Imaginemos que estamos en el castillo de Pluvier (Bélgica), donde viven el conde Neville, su esposa y sus tres hijos. La ruina económica provoca que la familia deba desprenderse de esta ilustre posesión; y para abandonarla de un modo elegante y a la altura del prestigio que los Neville llevan décadas cultivando se va a celebrar una fiesta en los jardines, al que estarán invitados todos los notables del entorno. Hasta ahí, un cuadro de decadencia nobiliaria sin más aditamentos. Pero una noche, la hija pequeña del conde, Sérieuse, decide dormir a la intemperie y, tras ser rescatada al borde de la congelación por la vidente Rosalba Pontenduère, posibilita que su padre reciba una predicción macabra: matará a uno de sus invitados durante la fiesta. Incrédulo y hasta burlón, el conde acabará por sentir que esa profecía lo invade y comienza a plantearse a quién elegiría para cometer ese crimen. ¿Tal vez a Charles-Édouard van Yperstal, que cometió la grosería de decirle a su esposa que aún era bella? ¿Quizá a Cléophas de Tuynen, que nunca le ha caído bien? Viendo que ese ejercicio comienza a convertirse en obsesivo y que incluso le quita el sueño, su hija Sérieuse le propone una solución mucho más cercana: que la mate a ella. Aturdido, el conde escucha cómo su benjamina le confiesa que se encuentra harta de la vida y que, en el sentido trágico griego, qué mejor solución que sea su propio padre quien la libere de esa zozobra existencial.

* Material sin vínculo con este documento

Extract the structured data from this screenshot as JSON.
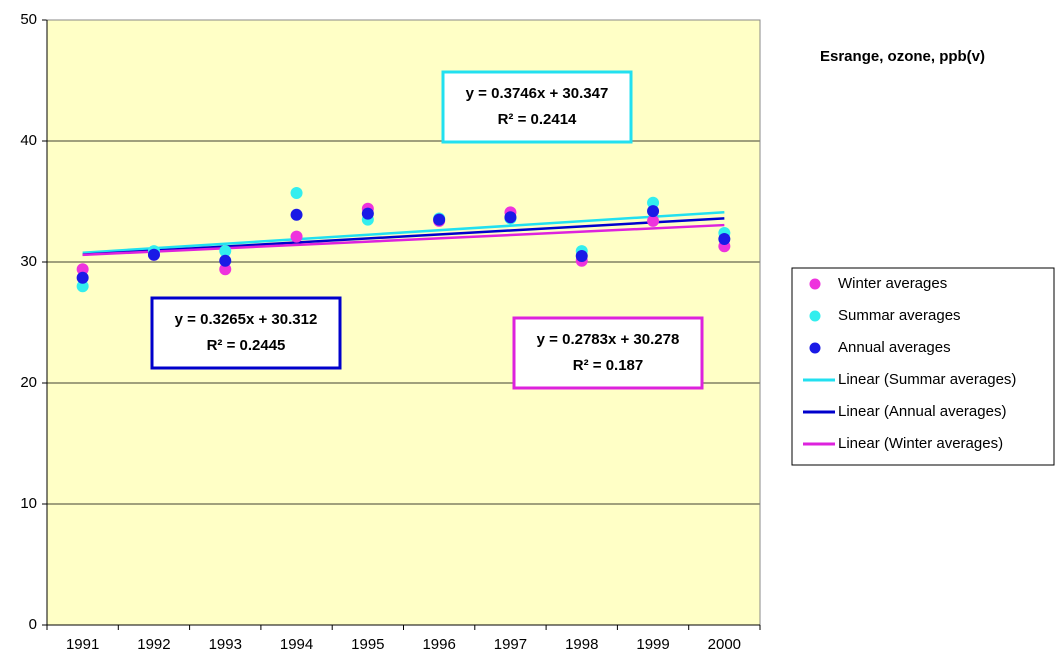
{
  "chart_data": {
    "type": "scatter",
    "title": "Esrange, ozone, ppb(v)",
    "categories": [
      "1991",
      "1992",
      "1993",
      "1994",
      "1995",
      "1996",
      "1997",
      "1998",
      "1999",
      "2000"
    ],
    "ylim": [
      0,
      50
    ],
    "yticks": [
      0,
      10,
      20,
      30,
      40,
      50
    ],
    "grid": true,
    "legend": "right",
    "series": [
      {
        "name": "Winter averages",
        "color": "#ee33dd",
        "values": [
          29.4,
          30.6,
          29.4,
          32.1,
          34.4,
          33.4,
          34.1,
          30.1,
          33.4,
          31.3
        ],
        "trend": {
          "name": "Linear (Winter averages)",
          "color": "#dd22dd",
          "equation": "y = 0.2783x + 30.278",
          "r2": "R² = 0.187"
        }
      },
      {
        "name": "Summar averages",
        "color": "#33eeee",
        "values": [
          28.0,
          30.9,
          30.9,
          35.7,
          33.5,
          33.6,
          33.6,
          30.9,
          34.9,
          32.4
        ],
        "trend": {
          "name": "Linear (Summar averages)",
          "color": "#22e0f0",
          "equation": "y = 0.3746x + 30.347",
          "r2": "R² = 0.2414"
        }
      },
      {
        "name": "Annual averages",
        "color": "#1a1ae6",
        "values": [
          28.7,
          30.6,
          30.1,
          33.9,
          34.0,
          33.5,
          33.7,
          30.5,
          34.2,
          31.9
        ],
        "trend": {
          "name": "Linear (Annual averages)",
          "color": "#0000cc",
          "equation": "y = 0.3265x + 30.312",
          "r2": "R² = 0.2445"
        }
      }
    ]
  }
}
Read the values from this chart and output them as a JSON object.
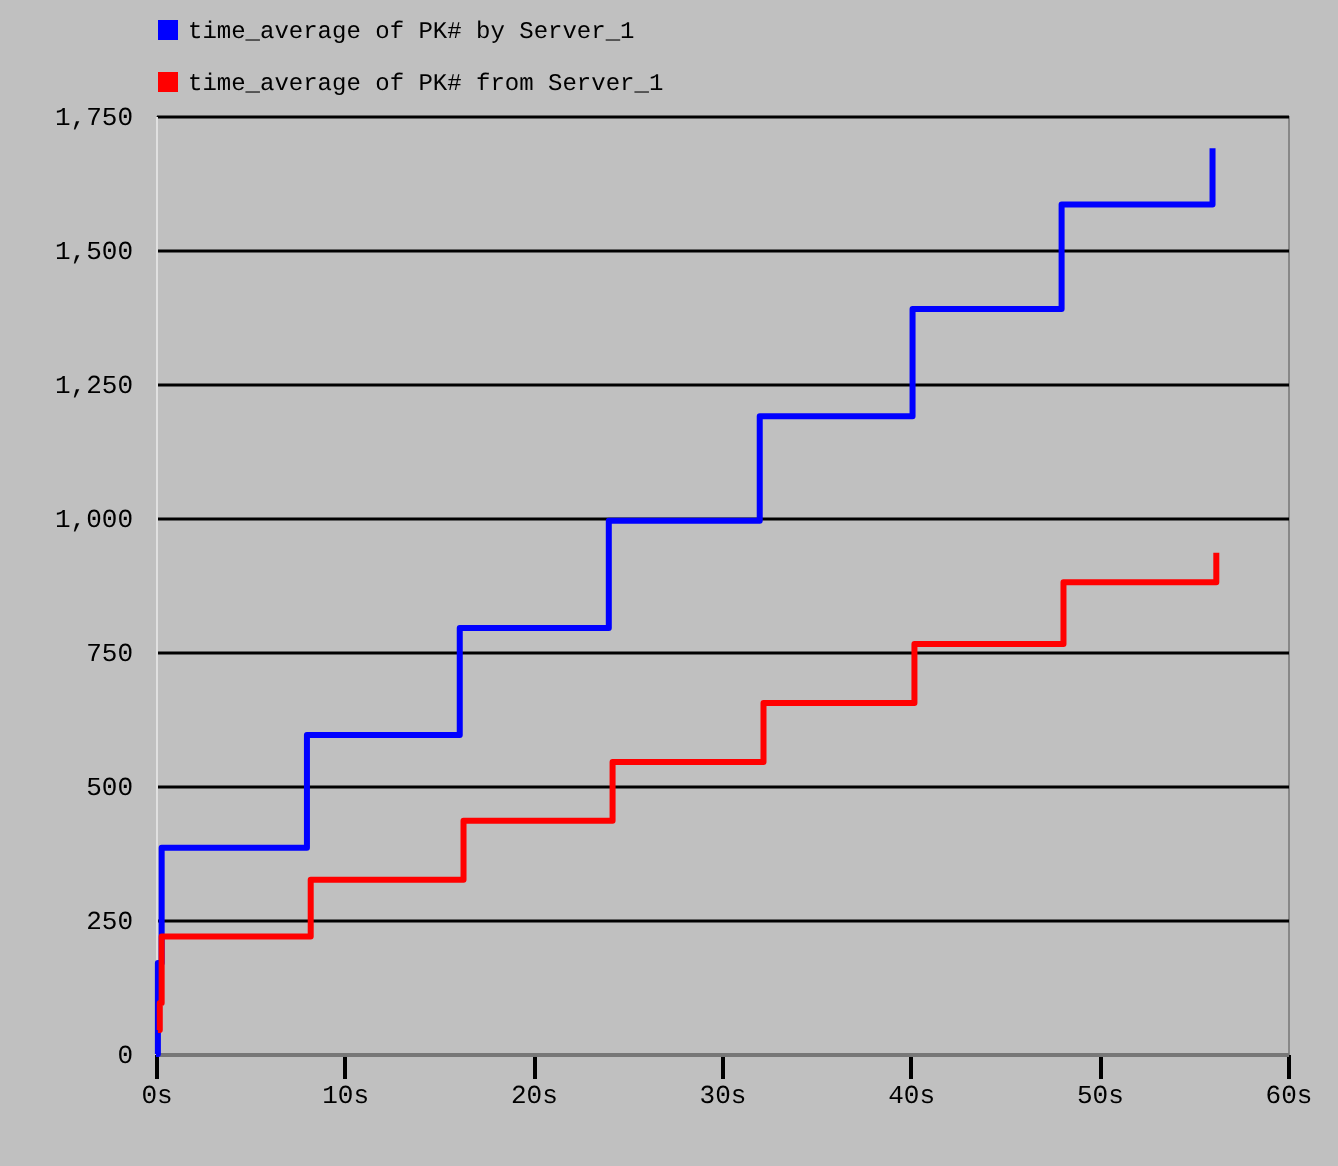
{
  "chart_data": {
    "type": "step",
    "xlim": [
      0,
      60
    ],
    "xticks": [
      {
        "value": 0,
        "label": "0s"
      },
      {
        "value": 10,
        "label": "10s"
      },
      {
        "value": 20,
        "label": "20s"
      },
      {
        "value": 30,
        "label": "30s"
      },
      {
        "value": 40,
        "label": "40s"
      },
      {
        "value": 50,
        "label": "50s"
      },
      {
        "value": 60,
        "label": "60s"
      }
    ],
    "ylim": [
      0,
      1750
    ],
    "yticks": [
      0,
      250,
      500,
      750,
      {
        "value": 1000,
        "label": "1,000"
      },
      {
        "value": 1250,
        "label": "1,250"
      },
      {
        "value": 1500,
        "label": "1,500"
      },
      {
        "value": 1750,
        "label": "1,750"
      }
    ],
    "grid": "y",
    "legend": "top left",
    "line_style": "solid",
    "marker": "none",
    "series": [
      {
        "name": "time_average of PK# by Server_1",
        "color": "#0000ff",
        "x": [
          0,
          0.1,
          0.3,
          8.0,
          16.1,
          24.0,
          32.0,
          40.1,
          48.0,
          56.0
        ],
        "values": [
          0,
          170,
          385,
          595,
          795,
          995,
          1190,
          1390,
          1585,
          1690
        ]
      },
      {
        "name": "time_average of PK# from Server_1",
        "color": "#ff0000",
        "x": [
          0.1,
          0.2,
          0.3,
          8.2,
          16.3,
          24.2,
          32.2,
          40.2,
          48.1,
          56.2
        ],
        "values": [
          45,
          95,
          219,
          325,
          435,
          545,
          655,
          765,
          880,
          935
        ]
      }
    ]
  }
}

A partir de ese momento, comenzará la lucha íntima, feroz y perturbadora, entre padre e hija, quienes esgrimen sus argumentos y se echan en cara sus defectos y sus virtudes en algunas páginas de inquietante densidad psicológica.

Convencida la hija de que quiere morir y convencido el padre de que quizá ella le esté pidiendo algo muy razonable llegaremos hasta la página final, donde Amélie Nothomb imprime a su relato un giro inaudito, que deberá descubrir quien lo lea.